Murray Leinster never had a particularly sophisticated writing style but plenty of imagination and sense of adventure. As for sexual metaphors in his works, he wasn't that subtle. Sometimes, as we all should recognize, a cigar is only a cigar.

This is probably one of his earlier stories, and cannot be recommended for anything more than laughs, but look at his other efforts for greater value.

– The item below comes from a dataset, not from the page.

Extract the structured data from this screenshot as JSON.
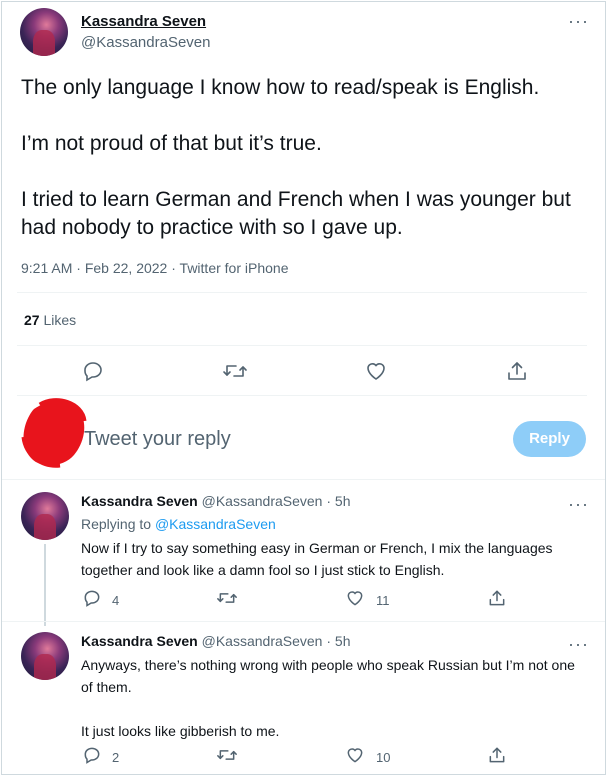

As phallic metaphors go, few names get campier than the hero of this story: Thorn Hard. Set in the distant future of 2037, and pre-dating 1987’s “Red Dawn” by 53 years, the villains here are all dastardly Russians with outrageous accents that are pure embarrassment. There is a single female character as well, Thorn’s fiancée, who doesn’t talk so much as “pant hysterically,” and must suffer from some terrible deteriorating sickness of the brain, hampering her ability to do almost anything except sob loudly and get rescued, since Thorn is constantly scooping her up over his manly shoulder and running away with her right before whatever room they’re in explodes. If you’re still worried about them pesky Russkies (this time skulking around the Colorado wilderness) or desperately need to root for the United Nations as the saviors of mankind, then this story is for you. For the rest of us there are much better tales of adventure and daring-do out there, even if they don’t contain the line, “Thorn shot upright and quivered.” (I wonder what Dr. Freud would have made of that?)